= Alfonso Joseph =

Alfonso "El Panameno" Joseph was born in the Republic of Panama, and immigrated to New York City at 11 years of age, where he studied music and became one of the forefront bassists of the Cuban bandleader Arsenio Rodríguez. Joseph is a featured guest in a major television production about the era of Afro-Cuban music at The Palladium in New York La Epoca.

Joseph's musical career began in the mid-1950s, learning and playing guitar with many Puerto Rican groups, "conjuntos", and playing diverse rhythmic variations of Puerto Rican music. He replaced the guitar strings with electronic strings and used the guitar as a bass, playing only the last four strings. With this convention, he became a bass player. Soon after, he graduated to Fender bass guitar and an Ampeg bass amplifier. Joseph was one of handful of bass players at that time, who introduced and popularized the bass guitar in the Latin, Jazz, Latin/Jazz and R&B venue.

Throughout the 1960s, Joseph performed at the Palladium and in the late Sixties and early Seventies, he performed at the Roseland Ballroom in New York. During the same era, he also played bass at Birdland, a club with regular jazz and Latin Jazz performances.

As a bass player and vocalist, Joseph accompanied several bandleaders and musicians during the main era of Latin music and Latin Jazz, including Arsenio Rodríguez and Candido. Arsenio Rodríguez was a Cuban tres guitarist, regarded as the originator of a Latin style called the son montuno. He taught Joseph the techniques of Cuban bass rhythms and syncopation. Joseph performed with Rodríguez at Carnegie Hall and recorded with him on Ansonia Records Arsenio Rodríguez y Su Conjunto, (Vol.2) and on Tico Records (Arsenio Dice... Arsenio Says).

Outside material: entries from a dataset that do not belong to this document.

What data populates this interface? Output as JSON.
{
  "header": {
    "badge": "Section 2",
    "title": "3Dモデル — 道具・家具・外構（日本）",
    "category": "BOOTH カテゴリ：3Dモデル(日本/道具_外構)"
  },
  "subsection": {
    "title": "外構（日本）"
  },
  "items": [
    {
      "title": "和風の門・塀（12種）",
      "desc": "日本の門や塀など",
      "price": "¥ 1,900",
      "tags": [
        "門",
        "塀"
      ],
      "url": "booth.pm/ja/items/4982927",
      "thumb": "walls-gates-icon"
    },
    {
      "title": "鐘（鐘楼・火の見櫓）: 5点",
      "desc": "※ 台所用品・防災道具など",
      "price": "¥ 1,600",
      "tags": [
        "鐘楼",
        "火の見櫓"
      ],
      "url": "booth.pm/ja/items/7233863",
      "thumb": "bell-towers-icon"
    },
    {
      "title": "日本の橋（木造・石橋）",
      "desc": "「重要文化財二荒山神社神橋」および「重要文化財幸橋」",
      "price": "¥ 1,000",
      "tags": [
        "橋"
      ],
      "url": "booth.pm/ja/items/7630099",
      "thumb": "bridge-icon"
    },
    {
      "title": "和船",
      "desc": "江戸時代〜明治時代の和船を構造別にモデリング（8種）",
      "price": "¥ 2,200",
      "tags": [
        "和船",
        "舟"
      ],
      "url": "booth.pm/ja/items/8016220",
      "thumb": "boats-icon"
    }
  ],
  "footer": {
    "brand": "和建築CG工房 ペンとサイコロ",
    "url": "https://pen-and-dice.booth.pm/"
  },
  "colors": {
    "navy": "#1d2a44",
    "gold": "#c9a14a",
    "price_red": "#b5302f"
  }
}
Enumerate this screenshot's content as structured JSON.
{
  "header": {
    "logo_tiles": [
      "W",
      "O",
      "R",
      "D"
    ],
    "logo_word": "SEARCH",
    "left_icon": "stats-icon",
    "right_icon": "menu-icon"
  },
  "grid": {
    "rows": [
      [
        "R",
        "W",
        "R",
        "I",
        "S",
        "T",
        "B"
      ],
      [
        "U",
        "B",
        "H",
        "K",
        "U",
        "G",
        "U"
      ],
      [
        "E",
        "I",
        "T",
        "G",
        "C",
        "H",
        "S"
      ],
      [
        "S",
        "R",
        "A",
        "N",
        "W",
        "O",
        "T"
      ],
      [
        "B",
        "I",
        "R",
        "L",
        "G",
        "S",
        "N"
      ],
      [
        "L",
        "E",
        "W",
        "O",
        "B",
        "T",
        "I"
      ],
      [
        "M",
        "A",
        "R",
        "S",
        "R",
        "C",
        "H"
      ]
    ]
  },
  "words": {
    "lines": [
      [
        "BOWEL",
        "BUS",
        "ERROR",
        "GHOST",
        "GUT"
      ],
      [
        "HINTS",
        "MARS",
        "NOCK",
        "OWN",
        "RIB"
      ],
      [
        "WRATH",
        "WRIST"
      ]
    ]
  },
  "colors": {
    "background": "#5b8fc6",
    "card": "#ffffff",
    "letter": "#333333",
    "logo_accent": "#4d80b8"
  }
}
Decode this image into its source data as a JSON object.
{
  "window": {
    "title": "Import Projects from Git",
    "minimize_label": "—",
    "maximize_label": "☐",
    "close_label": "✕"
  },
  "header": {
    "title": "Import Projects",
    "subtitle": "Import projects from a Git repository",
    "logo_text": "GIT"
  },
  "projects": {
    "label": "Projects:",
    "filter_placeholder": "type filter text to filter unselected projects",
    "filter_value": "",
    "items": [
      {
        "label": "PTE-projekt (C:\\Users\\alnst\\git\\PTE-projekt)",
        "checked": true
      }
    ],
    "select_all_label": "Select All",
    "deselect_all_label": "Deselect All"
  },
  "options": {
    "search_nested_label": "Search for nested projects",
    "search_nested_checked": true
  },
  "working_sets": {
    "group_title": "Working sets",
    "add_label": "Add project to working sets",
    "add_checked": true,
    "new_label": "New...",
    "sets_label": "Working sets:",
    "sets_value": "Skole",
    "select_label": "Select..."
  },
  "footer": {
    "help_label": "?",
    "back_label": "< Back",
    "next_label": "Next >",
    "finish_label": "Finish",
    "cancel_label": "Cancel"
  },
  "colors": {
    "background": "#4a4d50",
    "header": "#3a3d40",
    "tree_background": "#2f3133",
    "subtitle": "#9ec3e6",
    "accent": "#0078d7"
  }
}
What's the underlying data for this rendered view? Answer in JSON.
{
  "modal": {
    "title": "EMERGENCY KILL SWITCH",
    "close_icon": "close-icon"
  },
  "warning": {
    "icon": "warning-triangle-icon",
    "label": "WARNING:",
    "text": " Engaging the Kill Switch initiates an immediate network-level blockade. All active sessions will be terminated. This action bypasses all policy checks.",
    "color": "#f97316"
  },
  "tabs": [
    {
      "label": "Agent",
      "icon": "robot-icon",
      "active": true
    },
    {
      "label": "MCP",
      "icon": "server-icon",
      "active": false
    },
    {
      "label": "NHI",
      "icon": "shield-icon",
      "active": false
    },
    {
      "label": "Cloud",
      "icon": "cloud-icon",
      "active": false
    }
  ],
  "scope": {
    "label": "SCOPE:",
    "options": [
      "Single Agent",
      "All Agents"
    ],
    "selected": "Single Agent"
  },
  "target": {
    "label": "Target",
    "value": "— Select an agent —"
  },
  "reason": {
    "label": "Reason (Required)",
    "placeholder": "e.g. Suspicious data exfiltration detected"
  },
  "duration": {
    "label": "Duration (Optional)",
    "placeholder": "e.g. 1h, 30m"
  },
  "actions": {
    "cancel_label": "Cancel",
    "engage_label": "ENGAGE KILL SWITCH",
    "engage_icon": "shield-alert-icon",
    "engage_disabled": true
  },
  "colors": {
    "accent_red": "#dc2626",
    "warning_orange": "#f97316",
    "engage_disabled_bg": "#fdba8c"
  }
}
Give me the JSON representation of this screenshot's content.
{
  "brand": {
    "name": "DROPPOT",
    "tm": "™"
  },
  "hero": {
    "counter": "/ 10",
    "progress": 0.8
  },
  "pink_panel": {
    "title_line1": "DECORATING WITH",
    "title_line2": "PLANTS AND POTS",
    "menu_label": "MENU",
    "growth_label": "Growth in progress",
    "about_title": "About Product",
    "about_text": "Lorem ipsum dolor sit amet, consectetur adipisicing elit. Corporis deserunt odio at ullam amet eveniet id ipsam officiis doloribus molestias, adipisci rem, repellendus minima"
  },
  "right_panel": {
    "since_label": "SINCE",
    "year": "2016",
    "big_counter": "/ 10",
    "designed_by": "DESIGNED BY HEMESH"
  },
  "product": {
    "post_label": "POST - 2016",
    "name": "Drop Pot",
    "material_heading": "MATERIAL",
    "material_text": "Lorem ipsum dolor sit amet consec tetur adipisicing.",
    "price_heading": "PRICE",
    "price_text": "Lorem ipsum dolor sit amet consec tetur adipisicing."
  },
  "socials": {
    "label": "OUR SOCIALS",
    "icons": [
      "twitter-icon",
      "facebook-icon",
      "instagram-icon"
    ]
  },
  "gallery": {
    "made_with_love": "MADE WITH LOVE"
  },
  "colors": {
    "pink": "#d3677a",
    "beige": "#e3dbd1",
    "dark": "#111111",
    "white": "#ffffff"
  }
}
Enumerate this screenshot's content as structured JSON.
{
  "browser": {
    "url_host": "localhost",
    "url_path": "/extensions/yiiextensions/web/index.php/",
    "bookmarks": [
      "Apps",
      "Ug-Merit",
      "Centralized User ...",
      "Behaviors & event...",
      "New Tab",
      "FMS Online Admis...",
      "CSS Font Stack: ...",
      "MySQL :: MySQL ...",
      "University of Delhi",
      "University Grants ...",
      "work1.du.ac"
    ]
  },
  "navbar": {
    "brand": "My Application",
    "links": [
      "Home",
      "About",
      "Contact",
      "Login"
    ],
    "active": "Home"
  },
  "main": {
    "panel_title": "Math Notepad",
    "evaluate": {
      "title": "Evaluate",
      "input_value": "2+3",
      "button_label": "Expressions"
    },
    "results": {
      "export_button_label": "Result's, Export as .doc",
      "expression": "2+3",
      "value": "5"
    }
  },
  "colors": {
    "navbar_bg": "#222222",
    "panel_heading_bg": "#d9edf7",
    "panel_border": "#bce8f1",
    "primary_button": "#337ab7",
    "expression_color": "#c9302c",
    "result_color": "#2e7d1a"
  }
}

Candido, a Cuban Latin-Jazz percussionist, also coached and trained Joseph on Cuban bass rhythms and syncopation. Joseph recorded with Candido as vocalist, with Tito Puente conducting and playing vibes and timbales and he often substituted with Cachao on bass, (Tico Records, Candido's Latin McGuffas Dust).

After the death of his mentor, Arsenio Rodríguez, Joseph partially retreated from performing and relocated to the Litchfield Hills of northwestern Connecticut, dedicating most of his time to composing and orchestrating. Joseph has since relocated to Richmond, Virginia and has been working with his son - film director, producer, and international instructor Josue Joseph on the international project called "La Epoca", which is about the Palladium-era in New York, and Afro-Cuban music and rhythms, as well as Mambo and Salsa as dances.